When she didn’t see her, she sat down on the booth seat beside William, which shocked him.
They were so close that her small arm was touching and overlapping his big arm.
“Let me show you what’s worth a darn and what isn’t.
That way you can make an informed decision since it’s obvious you aren’t from around here. ”
William didn’t know what to make of her brazenness. Who was this girl?
As she opened back up his menu, he found himself staring at her for a different reason altogether. Before, he was staring because something inside of him reacted to her presence. But now he was questioning her sanity. Because nobody on the face of this earth got this personal with him. Nobody!
“Do you see these so-called healthy choice items over here?” she asked as she pointed out the grilled items on the menu.
He put back on his glasses and looked. “Yes,” a still shocked William responded.
“They’re all crap. I’m sorry, but they’re pure crap. And they call it healthy? It’s healthy alright. Customers have been throwing that shit up left and right.”
That caught William’s attention. He leaned back and looked at her. “Really?”
“I’m not a liar,” she said and looked dead into his eyes for the first time. And when they locked eyes, it affected both of them in a very visceral way.
For William, it was that enormous spark in her extra-large, greenish-brown eyes.
It was as if her eyes were glistening. They seemed so pure and so filled with cheerfulness that they were strikingly beautiful.
And her face was so smooth and brown that it reminded him of the silkiness of satin.
Her face was so filled with warmth and so inviting that he found himself inwardly exhaling, as if he was on to something when he wasn’t on to anything at all!
But her face was quite unusual. He’d never seen eyes so positively positive like that before in his life.
For Joy, it was how deeply blue his eyes were.
And they were so soft for a man who came off so hard.
It was that contradiction that threw her.
But only for a second. She quickly recovered.
“I wouldn’t tell you a lie, is what I mean.
It’s the truth. Customers have been throwing up after eating that so-called healthy food every time I turn around.
Now if you want a case of the heebie-jeebies, or best-case scenario diarrhea, then eat away. But you’ve been warned.”
William felt blown away by her presence. Who is this girl??? “What do you recommend?” he asked her.
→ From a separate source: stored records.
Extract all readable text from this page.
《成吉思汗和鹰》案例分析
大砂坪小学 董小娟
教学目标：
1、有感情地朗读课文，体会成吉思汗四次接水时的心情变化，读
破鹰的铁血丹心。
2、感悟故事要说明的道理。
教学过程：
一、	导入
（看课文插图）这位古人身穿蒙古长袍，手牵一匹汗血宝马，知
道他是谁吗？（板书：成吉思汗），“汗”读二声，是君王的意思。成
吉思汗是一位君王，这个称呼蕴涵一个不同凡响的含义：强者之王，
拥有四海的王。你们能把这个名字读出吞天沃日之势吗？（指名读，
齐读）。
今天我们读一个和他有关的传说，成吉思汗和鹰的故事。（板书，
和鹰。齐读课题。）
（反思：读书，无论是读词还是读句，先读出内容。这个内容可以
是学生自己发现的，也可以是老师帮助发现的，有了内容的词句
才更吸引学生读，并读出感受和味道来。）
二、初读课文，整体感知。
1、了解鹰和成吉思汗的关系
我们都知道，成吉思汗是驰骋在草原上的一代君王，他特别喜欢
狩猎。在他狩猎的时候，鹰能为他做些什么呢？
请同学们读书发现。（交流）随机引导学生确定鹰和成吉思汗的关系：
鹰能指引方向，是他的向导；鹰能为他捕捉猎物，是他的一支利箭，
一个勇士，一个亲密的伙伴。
He could not take his eyes off of her.
“It’s not healthy,” Joy said, “but you can’t go wrong with a max burger or the chicken tenders. We do food that’s bad for you real good.”
William actually smiled.
And Joy caught it. “You smiled!” she said with a gorgeously bright-white smile of her own. “Wow. I didn’t think you had it in you, Mister, even though your eyes said you did.”
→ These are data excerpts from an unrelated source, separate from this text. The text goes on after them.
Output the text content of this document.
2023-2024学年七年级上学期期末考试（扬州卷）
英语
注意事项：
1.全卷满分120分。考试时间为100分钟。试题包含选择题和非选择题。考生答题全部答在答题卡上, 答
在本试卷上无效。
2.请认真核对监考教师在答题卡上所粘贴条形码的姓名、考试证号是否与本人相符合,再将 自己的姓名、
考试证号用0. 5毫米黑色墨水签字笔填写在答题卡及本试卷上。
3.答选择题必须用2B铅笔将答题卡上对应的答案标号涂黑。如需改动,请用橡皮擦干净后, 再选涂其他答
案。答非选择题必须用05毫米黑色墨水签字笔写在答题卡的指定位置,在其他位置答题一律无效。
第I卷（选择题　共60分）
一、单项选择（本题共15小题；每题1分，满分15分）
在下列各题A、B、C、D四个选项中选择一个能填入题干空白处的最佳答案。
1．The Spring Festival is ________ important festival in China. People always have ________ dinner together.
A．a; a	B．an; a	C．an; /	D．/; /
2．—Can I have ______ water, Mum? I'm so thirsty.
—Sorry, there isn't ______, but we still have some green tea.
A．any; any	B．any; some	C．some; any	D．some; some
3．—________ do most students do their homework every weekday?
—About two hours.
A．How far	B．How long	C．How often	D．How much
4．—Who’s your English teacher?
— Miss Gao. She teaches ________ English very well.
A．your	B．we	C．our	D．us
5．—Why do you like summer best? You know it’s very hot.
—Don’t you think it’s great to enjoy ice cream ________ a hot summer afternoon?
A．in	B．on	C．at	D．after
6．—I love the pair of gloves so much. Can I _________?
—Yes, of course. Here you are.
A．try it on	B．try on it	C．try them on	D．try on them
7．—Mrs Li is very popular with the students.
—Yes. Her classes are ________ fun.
William didn’t understand what she meant. Was she coming onto him? That child? “How about that,” he said, which was his throwaway line whenever he didn’t get it.
“So which will it be?”
Neither were his cup of tea, but he needed to eat. “I’ll take the tenders.”
“What would you like with your tenders?”
“With them?”
“Fries,” she said with a nod of her head. “Or a baked potato?” she asked, but she shook her head at the bake potato suggestion.
“I’ll take the fries,” William said.
“Good choice,” she said. His eyes were so beautiful to Joy that she suddenly felt uncomfortable. And realized how close she was seated beside this man. She quickly stood up and grabbed the menu. “Tenders and fries with water coming right up,” she said and left his booth.
But she left an impression on William. A remarkable one.
He still didn’t know what to make of her.
But one thing he knew for certain: She was just a kid compared to him.
A kid, he also noticed as he watched her walk away, with a very nice body.
A body that made clear to him that she was a long way from her kid days.
He watched her work those hips in that miniskirt and those heels and that apron, as if she owned this joint.
Which made him smile again. She was like a kid in a candy store. Only she was the candy.